When I was growing up the city folks would come out for the weekend. Usually arriving on Friday night and staying until Sunday. A short distance from my house two such families had their "vacation" homes. Well, they were mobile homes, what we commonly called trailers back in the day. Manufactured housing today. We became friends with those folks. How that came to be I couldn't say. They were the Connelys and the Zelinskis. The spelling of their names may be wrong, but I remember them well. Mr. Connely, Jim, was quite a character. A boisterous man that certainly enjoyed life. He drove a Saab, the only one I had ever seen at that time. He loved to build a fire in the yard and cook hamburgers on it. What he did for a living I have no idea but I'll always remember his singing. This must have been the summer of 1965 because he would sing that song, Wooly Bully by Sam the Sham and the pharaohs at the top of his lungs. Looking back I know realize he was usually slightly inebriated. He was, after all, on vacation.

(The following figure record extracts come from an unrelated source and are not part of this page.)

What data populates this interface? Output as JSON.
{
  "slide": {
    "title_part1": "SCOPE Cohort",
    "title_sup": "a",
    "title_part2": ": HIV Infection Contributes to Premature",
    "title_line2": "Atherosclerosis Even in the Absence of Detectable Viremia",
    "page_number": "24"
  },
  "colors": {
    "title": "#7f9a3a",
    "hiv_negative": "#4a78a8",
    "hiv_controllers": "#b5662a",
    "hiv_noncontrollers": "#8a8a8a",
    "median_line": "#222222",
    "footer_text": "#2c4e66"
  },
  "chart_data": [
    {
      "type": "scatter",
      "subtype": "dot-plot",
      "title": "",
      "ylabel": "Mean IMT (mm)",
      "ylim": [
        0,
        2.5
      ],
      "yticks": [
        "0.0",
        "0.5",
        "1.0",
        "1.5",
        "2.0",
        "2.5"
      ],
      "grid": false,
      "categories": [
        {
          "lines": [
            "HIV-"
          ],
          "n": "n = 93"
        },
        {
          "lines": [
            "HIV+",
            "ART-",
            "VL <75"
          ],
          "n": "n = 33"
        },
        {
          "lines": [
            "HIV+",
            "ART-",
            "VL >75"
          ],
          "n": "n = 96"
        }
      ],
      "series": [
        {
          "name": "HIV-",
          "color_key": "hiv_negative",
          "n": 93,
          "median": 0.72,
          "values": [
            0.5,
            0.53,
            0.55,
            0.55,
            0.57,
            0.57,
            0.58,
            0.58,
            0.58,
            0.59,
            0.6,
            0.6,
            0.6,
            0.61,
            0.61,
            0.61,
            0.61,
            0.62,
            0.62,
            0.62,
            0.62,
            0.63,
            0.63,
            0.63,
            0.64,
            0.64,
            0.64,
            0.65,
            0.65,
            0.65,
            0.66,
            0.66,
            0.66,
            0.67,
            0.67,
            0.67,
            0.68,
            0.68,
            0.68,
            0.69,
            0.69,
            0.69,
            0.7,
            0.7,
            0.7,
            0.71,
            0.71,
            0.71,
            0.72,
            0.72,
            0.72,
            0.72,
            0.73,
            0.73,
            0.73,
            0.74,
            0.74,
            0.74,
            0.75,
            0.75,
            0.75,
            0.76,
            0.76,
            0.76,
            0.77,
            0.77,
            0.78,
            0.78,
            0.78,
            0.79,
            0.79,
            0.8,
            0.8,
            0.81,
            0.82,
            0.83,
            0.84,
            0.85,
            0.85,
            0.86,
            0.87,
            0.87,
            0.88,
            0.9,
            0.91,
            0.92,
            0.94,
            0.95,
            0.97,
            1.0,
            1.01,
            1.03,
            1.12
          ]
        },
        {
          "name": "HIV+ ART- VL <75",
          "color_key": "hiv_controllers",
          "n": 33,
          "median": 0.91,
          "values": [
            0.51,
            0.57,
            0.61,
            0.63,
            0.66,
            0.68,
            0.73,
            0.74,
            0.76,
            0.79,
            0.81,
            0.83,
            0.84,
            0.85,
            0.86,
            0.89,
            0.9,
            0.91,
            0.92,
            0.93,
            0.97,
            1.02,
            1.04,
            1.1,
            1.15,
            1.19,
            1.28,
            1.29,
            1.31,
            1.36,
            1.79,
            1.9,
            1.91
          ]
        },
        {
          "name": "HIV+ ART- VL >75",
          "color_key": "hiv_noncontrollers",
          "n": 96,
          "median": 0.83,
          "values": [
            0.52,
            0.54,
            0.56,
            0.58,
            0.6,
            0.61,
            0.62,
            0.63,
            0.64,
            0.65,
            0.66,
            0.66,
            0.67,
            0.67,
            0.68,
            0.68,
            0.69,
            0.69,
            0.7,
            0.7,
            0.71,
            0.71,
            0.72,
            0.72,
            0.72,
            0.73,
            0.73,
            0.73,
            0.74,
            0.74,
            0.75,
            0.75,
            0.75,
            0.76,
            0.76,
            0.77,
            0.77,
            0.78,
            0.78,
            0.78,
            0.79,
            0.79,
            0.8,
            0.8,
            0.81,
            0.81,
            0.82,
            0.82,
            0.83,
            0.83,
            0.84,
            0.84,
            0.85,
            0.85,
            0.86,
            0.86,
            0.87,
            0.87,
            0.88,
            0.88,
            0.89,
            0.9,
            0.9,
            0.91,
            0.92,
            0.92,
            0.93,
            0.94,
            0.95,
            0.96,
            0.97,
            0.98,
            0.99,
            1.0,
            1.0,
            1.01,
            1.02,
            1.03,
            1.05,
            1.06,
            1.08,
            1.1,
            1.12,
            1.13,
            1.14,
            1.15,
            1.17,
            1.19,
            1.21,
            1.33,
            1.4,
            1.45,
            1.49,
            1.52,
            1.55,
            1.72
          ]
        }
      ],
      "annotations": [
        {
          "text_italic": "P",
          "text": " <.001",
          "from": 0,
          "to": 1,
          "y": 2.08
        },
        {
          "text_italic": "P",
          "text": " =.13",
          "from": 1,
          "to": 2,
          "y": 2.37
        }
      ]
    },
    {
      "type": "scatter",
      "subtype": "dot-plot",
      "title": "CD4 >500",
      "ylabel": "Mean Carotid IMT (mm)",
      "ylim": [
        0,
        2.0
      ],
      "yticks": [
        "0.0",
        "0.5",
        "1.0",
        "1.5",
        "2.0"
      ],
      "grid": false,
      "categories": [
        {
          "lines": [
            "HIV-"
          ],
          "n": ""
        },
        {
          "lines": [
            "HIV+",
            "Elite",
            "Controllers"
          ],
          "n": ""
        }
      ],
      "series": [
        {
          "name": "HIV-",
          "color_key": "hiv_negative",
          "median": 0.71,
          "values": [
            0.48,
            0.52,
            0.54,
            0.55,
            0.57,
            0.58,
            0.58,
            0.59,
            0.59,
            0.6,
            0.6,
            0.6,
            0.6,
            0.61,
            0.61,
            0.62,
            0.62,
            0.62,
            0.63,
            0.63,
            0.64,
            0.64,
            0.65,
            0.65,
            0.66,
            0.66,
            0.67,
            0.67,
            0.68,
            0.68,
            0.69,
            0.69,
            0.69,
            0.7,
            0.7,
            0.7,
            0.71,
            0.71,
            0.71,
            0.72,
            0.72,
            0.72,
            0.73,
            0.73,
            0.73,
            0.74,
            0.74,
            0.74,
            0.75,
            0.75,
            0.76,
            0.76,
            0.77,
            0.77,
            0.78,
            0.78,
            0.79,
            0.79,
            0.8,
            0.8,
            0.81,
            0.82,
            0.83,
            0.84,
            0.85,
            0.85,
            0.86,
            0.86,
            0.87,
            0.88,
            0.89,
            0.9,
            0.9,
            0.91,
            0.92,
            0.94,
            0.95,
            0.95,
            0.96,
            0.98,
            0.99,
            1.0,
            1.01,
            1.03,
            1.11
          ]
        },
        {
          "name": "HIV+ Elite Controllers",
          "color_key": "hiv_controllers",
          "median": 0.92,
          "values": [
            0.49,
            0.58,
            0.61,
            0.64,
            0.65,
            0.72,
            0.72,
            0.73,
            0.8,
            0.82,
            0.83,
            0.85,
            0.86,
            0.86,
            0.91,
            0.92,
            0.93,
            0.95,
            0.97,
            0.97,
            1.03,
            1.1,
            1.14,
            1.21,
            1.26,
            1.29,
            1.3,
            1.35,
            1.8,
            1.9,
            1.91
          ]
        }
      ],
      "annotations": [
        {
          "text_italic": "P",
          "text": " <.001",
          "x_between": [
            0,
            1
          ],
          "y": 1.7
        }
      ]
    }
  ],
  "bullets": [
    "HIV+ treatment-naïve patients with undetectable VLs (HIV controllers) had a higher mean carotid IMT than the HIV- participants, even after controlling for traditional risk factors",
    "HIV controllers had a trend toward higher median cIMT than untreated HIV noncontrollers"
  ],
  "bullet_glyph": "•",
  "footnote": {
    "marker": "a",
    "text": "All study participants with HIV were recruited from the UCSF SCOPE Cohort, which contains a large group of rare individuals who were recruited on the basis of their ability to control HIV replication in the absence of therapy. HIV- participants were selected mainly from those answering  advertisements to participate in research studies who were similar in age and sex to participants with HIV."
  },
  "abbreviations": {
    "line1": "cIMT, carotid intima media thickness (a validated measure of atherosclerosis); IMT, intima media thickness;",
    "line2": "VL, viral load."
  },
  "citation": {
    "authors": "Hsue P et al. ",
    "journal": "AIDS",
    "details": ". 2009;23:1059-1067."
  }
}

Further down the road from the Connely's were the Zelinski's. They had a son named Tim and I would go there to play football with him. Every weekend during the summer months I would go by and see if they were home. They did come most weekends. He had an older brother that didn't bother with us kids, and his parents were rather reserved people. They had other folks that had a trailer across from them that they played cards with. They too, were from the city, although the reality was it was just someplace up island from us, not New York City proper. Still, we thought anyone from up island came from the city.
Now I wasn't really aware of this growing up, these folks coming to a vacation spot, like an amusement park to them. That these people drove an hour or more to just come to my town amused me. I did wonder why they came out there. I imagined the city was a stifling place, probably full of crime. They must come to escape all of that. At least that is what I heard the adults say. That these folks came to "party" wasn't in question, it's what they did. I figured they must have a good amount of money, to afford to vacation every weekend! Well, they did own a second home and drove foreign cars.
So here it is almost sixty years later and I wonder about those people. The trailers are long since gone of that I'm certain. I left that town nearly fifty years ago myself, my vacation over. Yes, I'd say the majority of my childhood was like a vacation. I had a few odd jobs and worked at the IGA for a while. Later on I worked full time right on Main Street. But reality reared its' head and decisions were made. The vacation was over. I wasn't aware that I was living in the vacation spot, in the amusement park as it were. That a great deal of the economy of that town was dependent upon the tourists I was very much aware. It remains that way to this day. The tourists have all but purchased the entire park now, they certainly control things. One day the vacation for them will be over as well, it's a cycle. Once the transition is complete that is.
When the vacation spot is turned into home, a new destination will be desired, to escape. It's just the nature of things. Reality gets boring, reality can become drudgery, we need an escape, a vacation. A place to go that is different, that offers more; or less. I expect those city folks thought they were in the wilderness, and I was just in my backyard. Reality is an illusion, depends on what you choose to believe I suppose.